Ces regroupements affectifs se font dans toutes les professions autour de buts syndicaux ou de loisirs. Au sein de l’Education Nationale, on peut estimer à 10% du personnel, les enseignants touchés par une activité régulière hebdomadaire de ce type. Les instituteurs et professeurs participant au moins une fois par mois à une réunion pédagogique peuvent être estimés, sans pessimisme exagéré, à 2% (30 à 40 par département de 2 à 3000 maîtres). Il est aisé d’en conclure que l’enseignant est souvent un isolé et presque toujours un solitaire. C’est cette pente qu’il s’agit de remonter. En examinant d’abord ce qui s’est fait et ce qui est en train de se faire au sein de l’Ecole Moderne.
 
Appréciation du travail des maîtres
 
Tant qu’il s’agit d’information, de documentation, de propagande, la tâche est facile.

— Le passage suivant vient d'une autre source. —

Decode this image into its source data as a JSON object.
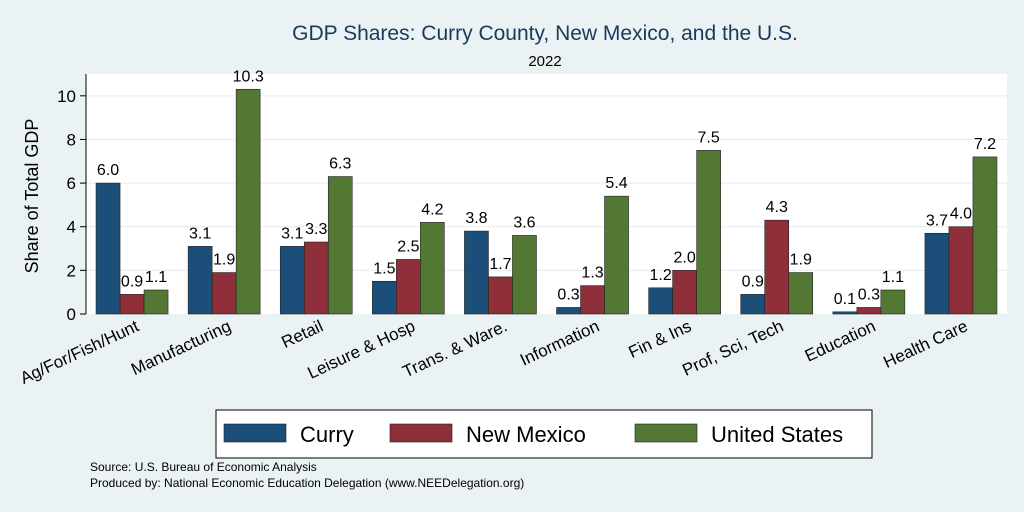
{
  "chart_data": {
    "type": "bar",
    "title": "GDP Shares: Curry County, New Mexico, and the U.S.",
    "subtitle": "2022",
    "ylabel": "Share of Total GDP",
    "xlabel": "",
    "ylim": [
      0,
      11
    ],
    "yticks": [
      "0",
      "2",
      "4",
      "6",
      "8",
      "10"
    ],
    "ytick_values": [
      0,
      2,
      4,
      6,
      8,
      10
    ],
    "categories": [
      "Ag/For/Fish/Hunt",
      "Manufacturing",
      "Retail",
      "Leisure & Hosp",
      "Trans. & Ware.",
      "Information",
      "Fin & Ins",
      "Prof, Sci, Tech",
      "Education",
      "Health Care"
    ],
    "series": [
      {
        "name": "Curry",
        "color": "#1b4f7a",
        "values": [
          6.0,
          3.1,
          3.1,
          1.5,
          3.8,
          0.3,
          1.2,
          0.9,
          0.1,
          3.7
        ],
        "labels": [
          "6.0",
          "3.1",
          "3.1",
          "1.5",
          "3.8",
          "0.3",
          "1.2",
          "0.9",
          "0.1",
          "3.7"
        ]
      },
      {
        "name": "New Mexico",
        "color": "#8f2f3a",
        "values": [
          0.9,
          1.9,
          3.3,
          2.5,
          1.7,
          1.3,
          2.0,
          4.3,
          0.3,
          4.0
        ],
        "labels": [
          "0.9",
          "1.9",
          "3.3",
          "2.5",
          "1.7",
          "1.3",
          "2.0",
          "4.3",
          "0.3",
          "4.0"
        ]
      },
      {
        "name": "United States",
        "color": "#527834",
        "values": [
          1.1,
          10.3,
          6.3,
          4.2,
          3.6,
          5.4,
          7.5,
          1.9,
          1.1,
          7.2
        ],
        "labels": [
          "1.1",
          "10.3",
          "6.3",
          "4.2",
          "3.6",
          "5.4",
          "7.5",
          "1.9",
          "1.1",
          "7.2"
        ]
      }
    ],
    "legend": {
      "position": "bottom",
      "items": [
        "Curry",
        "New Mexico",
        "United States"
      ]
    },
    "grid": true,
    "notes": [
      "Source: U.S. Bureau of Economic Analysis",
      "Produced by: National Economic Education Delegation (www.NEEDelegation.org)"
    ]
  }
}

Elle devient difficile dès que, non content d’orienter et de conseiller, l’inspecteur est obligé de juger.
 
Or, le jugement est la raison d’être de sa fonction.
 
Du fait qu’au jour de l’inspection, le maître sait qu’au terme de la séance, l’entrevue se traduira par une appréciation commentée et une note chiffrée, ses rapports avec son supérieur se teintent d’une inévitable émotion.
 
Je demande dans quelle autre corporation le fonctionnaire fait l’objet d’une note après une heure, voire au mieux une demi-journée de travail directement surveillé par son chef. Il n’est pas douteux que si, comme dans maintes autres administrations la note n’était portée qu’en fin d’année par un inspecteur témoin, non seulement de deux ou trois leçons, mais des efforts soutenus dans les dix mois d’activité, les rapports entre ses subordonnés et lui s’en trouveraient apaisés.
 
Pour en revenir au zélateur des « Techniques d’expression libre », il doit à tous les membres de sa circonscription l’impartialité. J’ai, pour ma part la conviction qu’on peut être bon maître ou mauvais maître dans l’application de méthodes nouvelles comme on peut être bon ou mauvais maître dans la pédagogie traditionnelle, Par inclination, par nécessité, j’ai passé plus de temps dans les classes de pédagogie moderne que dans les autres ; je n’ai pas souvenir d’avoir éprouvé des difficultés résultant d’un parti pris qu’on m’aurait supposé à l’endroit des adeptes des méthodes nouvelles.
 
Sans doute voudrait-on définir une méthode d’inspection.
 
A vrai dire, le mode d’inspection d’une classe traditionnelle a-t-il jamais été défini ? Qui de nous a suivi un enseignement aux fins de juger une classe et un maître ? L’empirisme, sinon la routine, domine encore l’essentiel de notre fonction.
 
Si la Commission des Inspecteurs arrive à combler une telle lacune, elle aura bien mérité.